Unfortunately, the survival advantage for the Avastin-based therapies in breast cancer has not met statistical significance. As such, careful review by the oncology drug committee of the FDA lead to a unanimous decision to remove Avastin’s indication in breast cancer. Avastin has not been removed from the market, but instead, cannot be promoted or advertised, nor do insurers necessarily reimburse it. This decision, however, will have a very big impact on Medicare patients and many others who are in managed care programs (HMOs).

There are no villains here. Instead, dedicated physicians empowered to scrutinize the best data could not prove beyond any doubt that the drug improved survival. The time to progression data was favorable and the survival data also trended in a favorable direction. But, the final arbiter of clinical approval — statistically significant survival — was not met.

The physicians who want to provide this for the patients, the company that produces the drug and the patients who believe it offers benefit all have legitimate positions. As Jerome Groopman, MD, once said, in a similar situation with regard to the FDA approval of interleukin 2 (a biological agent with profound activity in a small minority of melanoma and renal cell cancer patients), “I am confronted with a dilemma of biblical proportions, how to help the few at the expense of the many.”

The Avastin saga is but one example of what will occur repeatedly. The one-size-fits-all paradigm is crumbling as individual patients with unique biological features confront the results of the blunt instrument of randomized clinical trials. Our laboratory has been deeply involved in these stories for 20 years. When we first observed synergy for purine analogs (2CDA and fludarabine) with cytoxan, and then recommended and used this doublet in advanced hematologic malignancies (highly successfully, we might add) we were a lone voice in the woods. Eventually, clinical trials conducted at M.D. Anderson and other centers confirmed the activity establishing these treatments as the standards of care for CLL and low-grade lymphoma.

The exact same experience occurred in our solid tumor work when we combined cisplatin plus gemcitabine in pancreatic, ovarian, breast, bladder, lung and other cancers. While our first patient (presumably the first patient in the world) received cisplatin plus gemcitabine for drug-resistant recurrent ovarian cancer in 1995 — providing her an additional five years of life — it wasn’t until 2006 that the FDA approved the closely related carboplatin plus gemcitabine for this indication.

We now confront an even greater hurdle. With our discoveries, using novel combinations of targeted agents, we are years (perhaps decades) ahead of the clinical trial process. We know that patients evaluated in our laboratory with favorable profiles can respond to some of the newest drugs, many of which have already completed Phase I of clinical trials. It is our fervent belief that we could accelerate the drug development process if we could join with the pharmaceutical companies and the FDA to put these hypotheses to a formal test.

Again, there are no villains here. Patients want, and should, receive active drugs. Doctors should be allowed to give them. The drug companies want to sell their agents and the FDA wants to see good therapies go forward.

The rancor that surrounds these emotionally charged issues will best be resolved when we introduce techniques that match patients to active therapies. We believe that the primary culture platform used in our laboratory, and a small number of dedicated investigators like us, may be the answer to this dilemma.

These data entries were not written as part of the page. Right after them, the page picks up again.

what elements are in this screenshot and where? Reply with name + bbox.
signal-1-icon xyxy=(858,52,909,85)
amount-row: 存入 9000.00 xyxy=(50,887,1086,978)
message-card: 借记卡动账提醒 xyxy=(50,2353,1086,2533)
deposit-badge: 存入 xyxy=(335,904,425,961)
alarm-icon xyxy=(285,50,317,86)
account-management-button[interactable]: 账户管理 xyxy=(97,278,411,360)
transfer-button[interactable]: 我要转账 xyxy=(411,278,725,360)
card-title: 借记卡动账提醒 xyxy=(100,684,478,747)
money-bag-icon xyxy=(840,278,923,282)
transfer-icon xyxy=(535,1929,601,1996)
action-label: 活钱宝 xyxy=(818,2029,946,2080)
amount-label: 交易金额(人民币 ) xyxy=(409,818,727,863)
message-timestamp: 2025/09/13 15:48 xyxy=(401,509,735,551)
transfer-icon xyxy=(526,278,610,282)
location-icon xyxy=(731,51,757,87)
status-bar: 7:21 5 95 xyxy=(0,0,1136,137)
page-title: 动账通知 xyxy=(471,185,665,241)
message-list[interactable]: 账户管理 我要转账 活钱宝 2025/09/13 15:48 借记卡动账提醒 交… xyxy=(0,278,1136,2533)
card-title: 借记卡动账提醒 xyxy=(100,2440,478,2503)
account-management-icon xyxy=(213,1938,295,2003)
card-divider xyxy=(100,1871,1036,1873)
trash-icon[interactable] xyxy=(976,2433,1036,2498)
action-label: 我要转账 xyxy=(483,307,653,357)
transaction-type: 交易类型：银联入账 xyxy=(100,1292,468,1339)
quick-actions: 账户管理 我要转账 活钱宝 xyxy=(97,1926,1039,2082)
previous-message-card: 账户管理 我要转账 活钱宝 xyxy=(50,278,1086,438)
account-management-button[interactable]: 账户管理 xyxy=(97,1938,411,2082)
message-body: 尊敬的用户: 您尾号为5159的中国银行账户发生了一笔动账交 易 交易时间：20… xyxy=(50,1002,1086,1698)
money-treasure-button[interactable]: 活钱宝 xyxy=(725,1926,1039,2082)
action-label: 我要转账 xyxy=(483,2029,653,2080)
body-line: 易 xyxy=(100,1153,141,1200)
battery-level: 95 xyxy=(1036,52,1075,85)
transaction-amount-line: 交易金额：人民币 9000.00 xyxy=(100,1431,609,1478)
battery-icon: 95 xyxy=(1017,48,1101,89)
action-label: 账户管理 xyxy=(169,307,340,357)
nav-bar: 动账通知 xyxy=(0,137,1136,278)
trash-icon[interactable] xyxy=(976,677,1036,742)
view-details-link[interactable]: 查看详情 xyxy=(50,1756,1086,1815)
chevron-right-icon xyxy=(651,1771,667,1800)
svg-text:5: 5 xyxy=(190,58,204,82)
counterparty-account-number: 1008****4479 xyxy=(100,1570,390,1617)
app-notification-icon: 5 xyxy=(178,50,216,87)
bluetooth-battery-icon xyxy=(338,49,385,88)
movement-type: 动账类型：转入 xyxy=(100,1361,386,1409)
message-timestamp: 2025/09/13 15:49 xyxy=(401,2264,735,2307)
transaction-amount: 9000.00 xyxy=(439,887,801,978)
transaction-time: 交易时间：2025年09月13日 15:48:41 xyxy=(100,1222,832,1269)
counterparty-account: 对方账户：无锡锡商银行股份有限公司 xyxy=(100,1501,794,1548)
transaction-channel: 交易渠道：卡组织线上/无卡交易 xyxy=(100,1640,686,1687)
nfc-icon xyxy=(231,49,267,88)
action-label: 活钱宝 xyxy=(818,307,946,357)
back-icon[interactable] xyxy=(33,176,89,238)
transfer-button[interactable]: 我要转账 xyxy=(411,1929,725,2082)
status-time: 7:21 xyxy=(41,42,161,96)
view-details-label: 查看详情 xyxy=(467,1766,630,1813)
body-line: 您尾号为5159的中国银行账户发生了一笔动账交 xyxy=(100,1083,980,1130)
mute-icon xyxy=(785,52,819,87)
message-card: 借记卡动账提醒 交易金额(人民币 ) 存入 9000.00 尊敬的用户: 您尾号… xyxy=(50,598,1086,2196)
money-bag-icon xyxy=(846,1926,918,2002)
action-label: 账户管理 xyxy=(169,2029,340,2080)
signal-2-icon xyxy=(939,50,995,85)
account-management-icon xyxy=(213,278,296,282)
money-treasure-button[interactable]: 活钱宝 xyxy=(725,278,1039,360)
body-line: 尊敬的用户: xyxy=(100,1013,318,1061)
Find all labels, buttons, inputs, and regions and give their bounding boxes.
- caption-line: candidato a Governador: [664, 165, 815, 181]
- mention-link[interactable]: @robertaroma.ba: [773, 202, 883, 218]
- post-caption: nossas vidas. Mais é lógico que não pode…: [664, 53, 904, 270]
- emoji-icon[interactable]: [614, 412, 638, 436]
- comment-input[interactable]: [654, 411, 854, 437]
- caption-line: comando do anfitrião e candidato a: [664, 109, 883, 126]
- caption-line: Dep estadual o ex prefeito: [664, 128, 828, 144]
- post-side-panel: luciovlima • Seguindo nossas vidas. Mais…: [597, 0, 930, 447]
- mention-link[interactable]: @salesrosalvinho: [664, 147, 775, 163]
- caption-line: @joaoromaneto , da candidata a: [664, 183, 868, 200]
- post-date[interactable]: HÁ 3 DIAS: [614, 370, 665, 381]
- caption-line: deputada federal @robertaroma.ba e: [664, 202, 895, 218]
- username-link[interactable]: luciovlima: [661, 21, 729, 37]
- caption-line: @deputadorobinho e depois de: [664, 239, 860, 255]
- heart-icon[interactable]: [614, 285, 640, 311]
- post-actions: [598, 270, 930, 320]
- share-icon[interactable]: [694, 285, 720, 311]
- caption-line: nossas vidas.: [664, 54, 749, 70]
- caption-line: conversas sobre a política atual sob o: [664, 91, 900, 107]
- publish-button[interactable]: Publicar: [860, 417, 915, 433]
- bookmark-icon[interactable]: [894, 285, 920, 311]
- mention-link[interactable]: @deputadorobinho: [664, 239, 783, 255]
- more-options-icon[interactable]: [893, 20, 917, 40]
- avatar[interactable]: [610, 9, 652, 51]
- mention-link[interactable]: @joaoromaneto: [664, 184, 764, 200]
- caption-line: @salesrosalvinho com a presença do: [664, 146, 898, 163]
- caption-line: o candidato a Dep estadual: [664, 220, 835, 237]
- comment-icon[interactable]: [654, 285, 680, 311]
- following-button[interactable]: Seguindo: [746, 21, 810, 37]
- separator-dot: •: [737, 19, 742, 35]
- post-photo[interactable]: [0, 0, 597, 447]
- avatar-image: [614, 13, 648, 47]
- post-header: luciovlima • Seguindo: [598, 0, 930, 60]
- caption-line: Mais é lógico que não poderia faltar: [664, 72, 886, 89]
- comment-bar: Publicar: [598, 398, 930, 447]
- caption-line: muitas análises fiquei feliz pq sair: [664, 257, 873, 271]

We will redouble our efforts to apply these methods for our patients and encourage our patients to lobby their health care insurers and representatives to sponsor these approaches. To date, we have been unsuccessful in convincing any cooperative group to test the predictive ability of these selection methodologies. In response, I reiterate that I will gladly participate and, to the best of my ability, support at least the laboratory component of any fair test of our primary culture methodologies.

We stand at the ready for the challenge.